The Hutchins family were natives from the southern states who settled near Pigeon Lake, south of Dassel.

These pioneers later made their way west to Washington, according to Servin.

Though later Dassel was made up of mainly Swedish descent, the surrounding townships were also settled by New England natives (Kingston), Germans (Ellsworth), Irish (Darwin), and southerners (Collinwood) after the Civil War. The Finnish also settled north of Kingston around 1900.

A map on the history center’s fourth floor exhibits these various settlements.

Family histories are done upon request with fees, depending on time and extent of research.

People are also welcome to come in and use the archives from their own research and the historical society will assist if necessary.

For more information, call the Dassel History Center at (320) 275-3077.

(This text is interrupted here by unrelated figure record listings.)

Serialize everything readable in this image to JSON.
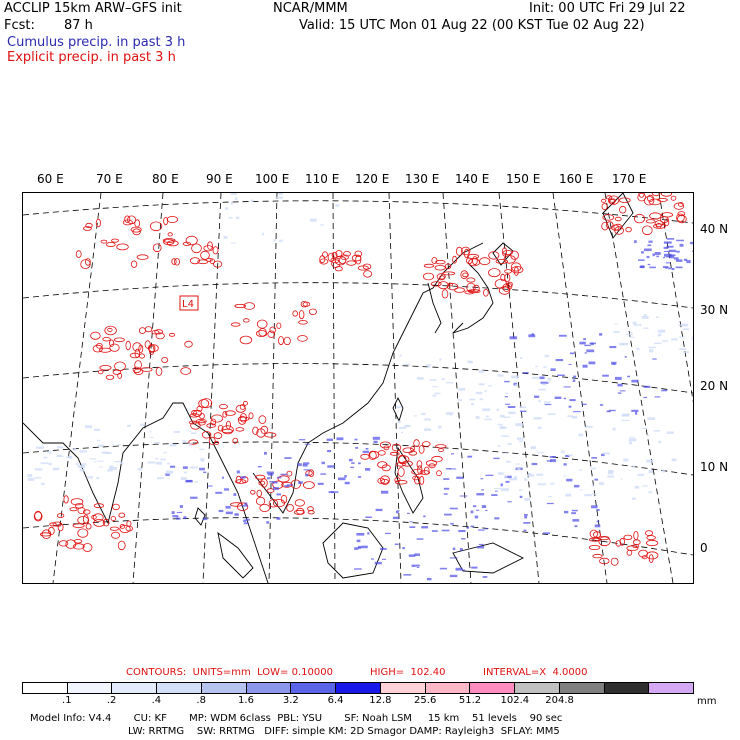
{
  "header": {
    "model": "ACCLIP 15km ARW–GFS init",
    "org": "NCAR/MMM",
    "init": "Init: 00 UTC Fri 29 Jul 22",
    "fcst_label": "Fcst:",
    "fcst_value": "87 h",
    "valid": "Valid: 15 UTC Mon 01 Aug 22 (00 KST Tue 02 Aug 22)",
    "cumulus": "Cumulus precip. in past 3 h",
    "explicit": "Explicit precip. in past 3 h"
  },
  "map": {
    "lon_labels": [
      "60 E",
      "70 E",
      "80 E",
      "90 E",
      "100 E",
      "110 E",
      "120 E",
      "130 E",
      "140 E",
      "150 E",
      "160 E",
      "170 E"
    ],
    "lat_labels": [
      "40 N",
      "30 N",
      "20 N",
      "10 N",
      "0"
    ],
    "low_marker": "L4",
    "colors": {
      "coast": "#000000",
      "grid": "#000000",
      "cumulus": "#2020e0",
      "explicit": "#e01010"
    }
  },
  "contours": {
    "units_label": "CONTOURS:  UNITS=mm  LOW= 0.10000",
    "high_label": "HIGH=  102.40",
    "interval_label": "INTERVAL=X  4.0000"
  },
  "legend": {
    "colors": [
      "#ffffff",
      "#f2f6ff",
      "#e4ecfb",
      "#d4dff8",
      "#b8c4f0",
      "#8c96ea",
      "#5a64e6",
      "#1818e8",
      "#ffd2d8",
      "#ffb8c8",
      "#ff8cc0",
      "#c0c0c0",
      "#808080",
      "#303030",
      "#d4a8f4"
    ],
    "ticks": [
      ".1",
      ".2",
      ".4",
      ".8",
      "1.6",
      "3.2",
      "6.4",
      "12.8",
      "25.6",
      "51.2",
      "102.4",
      "204.8"
    ],
    "unit": "mm"
  },
  "footer": {
    "line1": "Model Info: V4.4       CU: KF       MP: WDM 6class  PBL: YSU       SF: Noah LSM     15 km    51 levels    90 sec",
    "line2": "LW: RRTMG    SW: RRTMG   DIFF: simple KM: 2D Smagor DAMP: Rayleigh3  SFLAY: MM5"
  }
}
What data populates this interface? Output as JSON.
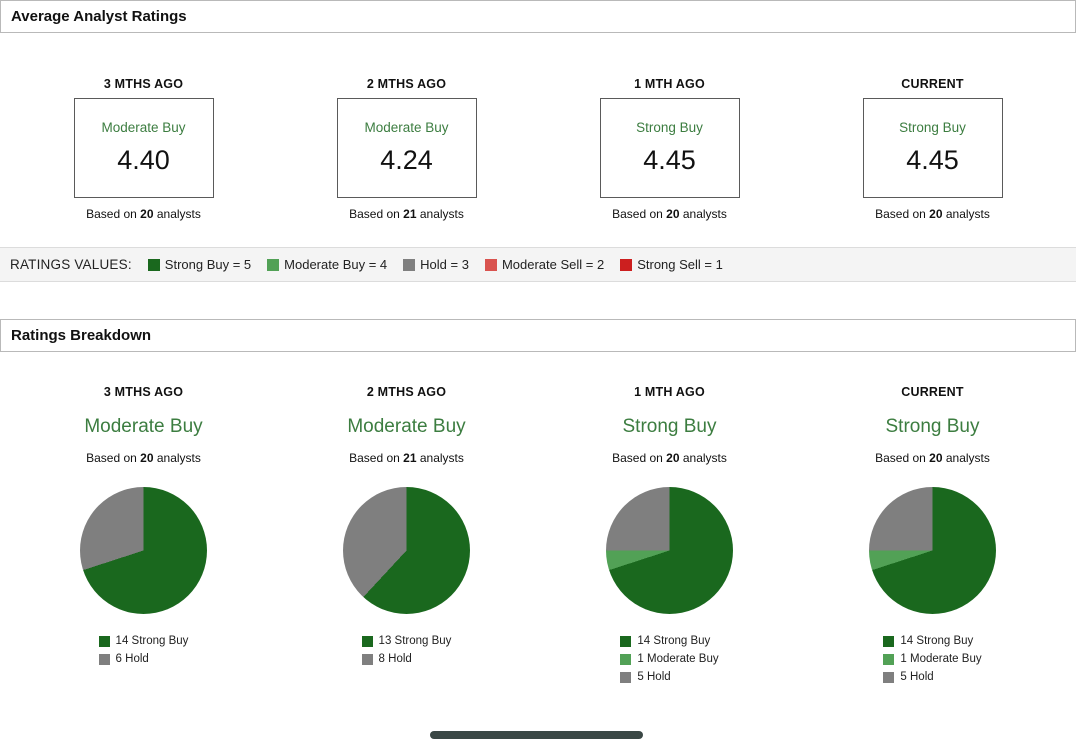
{
  "average_section": {
    "title": "Average Analyst Ratings",
    "columns": [
      {
        "period": "3 MTHS AGO",
        "rating": "Moderate Buy",
        "value": "4.40",
        "based_prefix": "Based on",
        "analyst_count": "20",
        "based_suffix": "analysts"
      },
      {
        "period": "2 MTHS AGO",
        "rating": "Moderate Buy",
        "value": "4.24",
        "based_prefix": "Based on",
        "analyst_count": "21",
        "based_suffix": "analysts"
      },
      {
        "period": "1 MTH AGO",
        "rating": "Strong Buy",
        "value": "4.45",
        "based_prefix": "Based on",
        "analyst_count": "20",
        "based_suffix": "analysts"
      },
      {
        "period": "CURRENT",
        "rating": "Strong Buy",
        "value": "4.45",
        "based_prefix": "Based on",
        "analyst_count": "20",
        "based_suffix": "analysts"
      }
    ],
    "ratings_values": {
      "label": "RATINGS VALUES:",
      "items": [
        {
          "label": "Strong Buy = 5",
          "color": "#1a681e"
        },
        {
          "label": "Moderate Buy = 4",
          "color": "#52a156"
        },
        {
          "label": "Hold = 3",
          "color": "#7f7f7f"
        },
        {
          "label": "Moderate Sell = 2",
          "color": "#d9534f"
        },
        {
          "label": "Strong Sell = 1",
          "color": "#cc1f1f"
        }
      ]
    }
  },
  "breakdown_section": {
    "title": "Ratings Breakdown",
    "columns": [
      {
        "period": "3 MTHS AGO",
        "rating": "Moderate Buy",
        "based_prefix": "Based on",
        "analyst_count": "20",
        "based_suffix": "analysts"
      },
      {
        "period": "2 MTHS AGO",
        "rating": "Moderate Buy",
        "based_prefix": "Based on",
        "analyst_count": "21",
        "based_suffix": "analysts"
      },
      {
        "period": "1 MTH AGO",
        "rating": "Strong Buy",
        "based_prefix": "Based on",
        "analyst_count": "20",
        "based_suffix": "analysts"
      },
      {
        "period": "CURRENT",
        "rating": "Strong Buy",
        "based_prefix": "Based on",
        "analyst_count": "20",
        "based_suffix": "analysts"
      }
    ]
  },
  "chart_data": [
    {
      "type": "pie",
      "title": "3 MTHS AGO",
      "labels": [
        "Strong Buy",
        "Hold"
      ],
      "values": [
        14,
        6
      ],
      "colors": [
        "#1a681e",
        "#7f7f7f"
      ],
      "legend_position": "bottom-left",
      "start_angle_deg": 0,
      "direction": "clockwise"
    },
    {
      "type": "pie",
      "title": "2 MTHS AGO",
      "labels": [
        "Strong Buy",
        "Hold"
      ],
      "values": [
        13,
        8
      ],
      "colors": [
        "#1a681e",
        "#7f7f7f"
      ],
      "legend_position": "bottom-left",
      "start_angle_deg": 0,
      "direction": "clockwise"
    },
    {
      "type": "pie",
      "title": "1 MTH AGO",
      "labels": [
        "Strong Buy",
        "Moderate Buy",
        "Hold"
      ],
      "values": [
        14,
        1,
        5
      ],
      "colors": [
        "#1a681e",
        "#52a156",
        "#7f7f7f"
      ],
      "legend_position": "bottom-left",
      "start_angle_deg": 0,
      "direction": "clockwise"
    },
    {
      "type": "pie",
      "title": "CURRENT",
      "labels": [
        "Strong Buy",
        "Moderate Buy",
        "Hold"
      ],
      "values": [
        14,
        1,
        5
      ],
      "colors": [
        "#1a681e",
        "#52a156",
        "#7f7f7f"
      ],
      "legend_position": "bottom-left",
      "start_angle_deg": 0,
      "direction": "clockwise"
    }
  ]
}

Headlines in past newspapers

These are some examples of the headlines Servin has found from past newspapers during her research (names are fictitious):

• “Einar Einerson was adjudged insane and taken last Friday to Fergus Falls”

• “Mrs. Hjalmerson dies at the advanced age of 55”

• “Swan Lake pioneer goes to the great beyond”

• “Lake Albert resident tarred and feathered for committing adultery with neighbor’s wife.”